Wednesday, June 24, 2009

Silvio yet again

Prime Minister Silvio Berlusconi says he did not pay a woman to stay overnight at his residence.


Check the facts; the first paragraph of the story is a mite different than the photo's caption.

Facing a growing wave of criticism about his personal life, Prime Minister Silvio Berlusconi went on the defensive this week, saying that he did not recall meeting a woman who claims he paid her to spend the night at his Rome residence.

Silvio being Silvio.

In an exclusive interview to be published Wednesday in Chi magazine, which Mr. Berlusconi owns and which is Italy’s equivalent of People, he was asked if he had ever paid a woman “so she would be with him.”

He owns the magazine, and is PM. Speak of controlling the spin cycle.

“Naturally, no,” he responded. “I have never understood what satisfaction there is if not in the pleasure of conquest.”

A, conquest.

Although Mr. Berlusconi governs virtually unopposed, because of the collapse of the country’s left and his popular support among Italians, some analysts say they believe that the questions about his personal life could start depleting his political capital.

The more he is depicted as morally compromised, the harder it will be for him to govern, they say. “He could face a war of attrition,” said Stefano Folli, a columnist for the financial newspaper Il Sole 24 Ore. The simmering scandal is “a point of political weakness,” he said, adding, “It poses greater difficulty for governing even his allies.”
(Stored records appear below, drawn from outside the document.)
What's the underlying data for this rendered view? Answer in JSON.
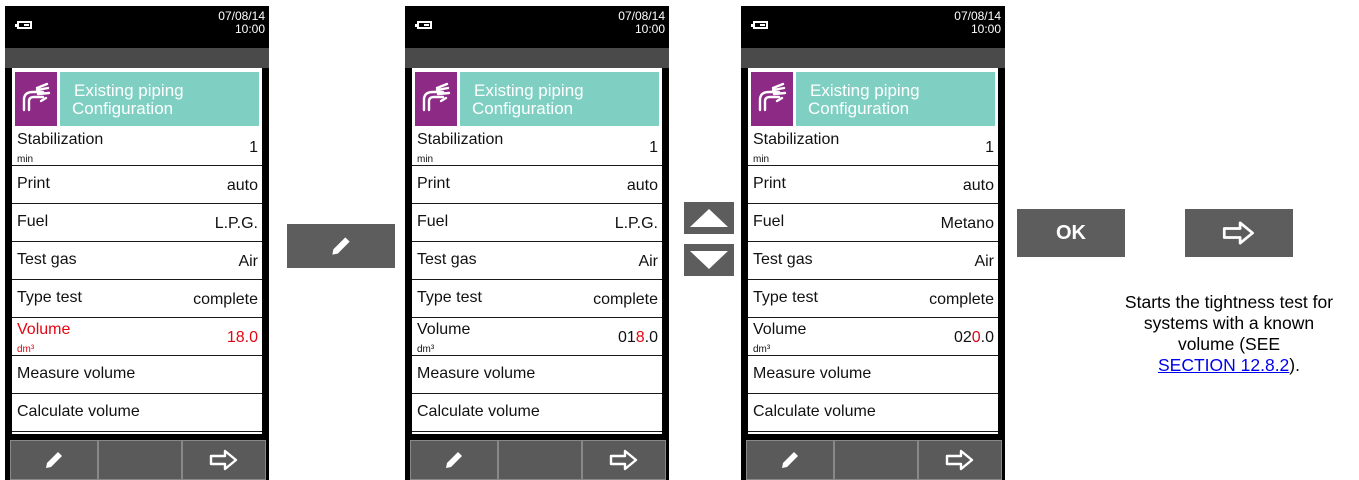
{
  "status": {
    "date": "07/08/14",
    "time": "10:00"
  },
  "header": {
    "line1": "Existing piping",
    "line2": "Configuration"
  },
  "screens": [
    {
      "rows": [
        {
          "label": "Stabilization",
          "unit": "min",
          "value": "1"
        },
        {
          "label": "Print",
          "value": "auto"
        },
        {
          "label": "Fuel",
          "value": "L.P.G."
        },
        {
          "label": "Test gas",
          "value": "Air"
        },
        {
          "label": "Type test",
          "value": "complete"
        },
        {
          "label": "Volume",
          "unit": "dm³",
          "value": "18.0"
        },
        {
          "label": "Measure volume"
        },
        {
          "label": "Calculate volume"
        }
      ]
    },
    {
      "rows": [
        {
          "label": "Stabilization",
          "unit": "min",
          "value": "1"
        },
        {
          "label": "Print",
          "value": "auto"
        },
        {
          "label": "Fuel",
          "value": "L.P.G."
        },
        {
          "label": "Test gas",
          "value": "Air"
        },
        {
          "label": "Type test",
          "value": "complete"
        },
        {
          "label": "Volume",
          "unit": "dm³",
          "value_pre": "01",
          "value_hl": "8",
          "value_post": ".0"
        },
        {
          "label": "Measure volume"
        },
        {
          "label": "Calculate volume"
        }
      ]
    },
    {
      "rows": [
        {
          "label": "Stabilization",
          "unit": "min",
          "value": "1"
        },
        {
          "label": "Print",
          "value": "auto"
        },
        {
          "label": "Fuel",
          "value": "Metano"
        },
        {
          "label": "Test gas",
          "value": "Air"
        },
        {
          "label": "Type test",
          "value": "complete"
        },
        {
          "label": "Volume",
          "unit": "dm³",
          "value_pre": "02",
          "value_hl": "0",
          "value_post": ".0"
        },
        {
          "label": "Measure volume"
        },
        {
          "label": "Calculate volume"
        }
      ]
    }
  ],
  "controls": {
    "ok_label": "OK"
  },
  "note": {
    "text": "Starts the tightness test for systems with a known volume (SEE",
    "link": "SECTION 12.8.2",
    "suffix": ")."
  },
  "icons": {
    "header": "pipe-hand-icon",
    "edit": "pencil-icon",
    "next": "arrow-right-icon",
    "up": "triangle-up-icon",
    "down": "triangle-down-icon",
    "battery": "battery-icon"
  },
  "colors": {
    "header_icon_bg": "#8c2a86",
    "header_title_bg": "#7fd0c2",
    "selected_red": "#e30613",
    "button_gray": "#5d5d5d"
  }
}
Members of Mr. Berlusconi’s center-right coalition have not leapt to his defense. And the Catholic Church has been more insistent in its criticism.

Even the Church is distancing itself from Silvio; that is not good for Silvio.

L’Avvenire, a newspaper published by the Italian Bishops Conference, said Friday that given the “growing unease” about Mr. Berlusconi’s personal life, it was necessary “to arrive as quickly as possible at a sufficient clarification.”

American bishops are a lot more righteous in their opinions.

One of the women who said they were paid to attend parties at the prime minister’s residence, Patrizia D’Addario, told the newspaper Corriere della Sera last week that she had visited the residence several times, and that Mr. Berlusconi asked her to spend the night once. She said she tape-recorded her visits and also took some photographs.

Taped and photographed her visits? Seems rather premeditated. Silvio should have read his Nixon history a lot better than he obviously did.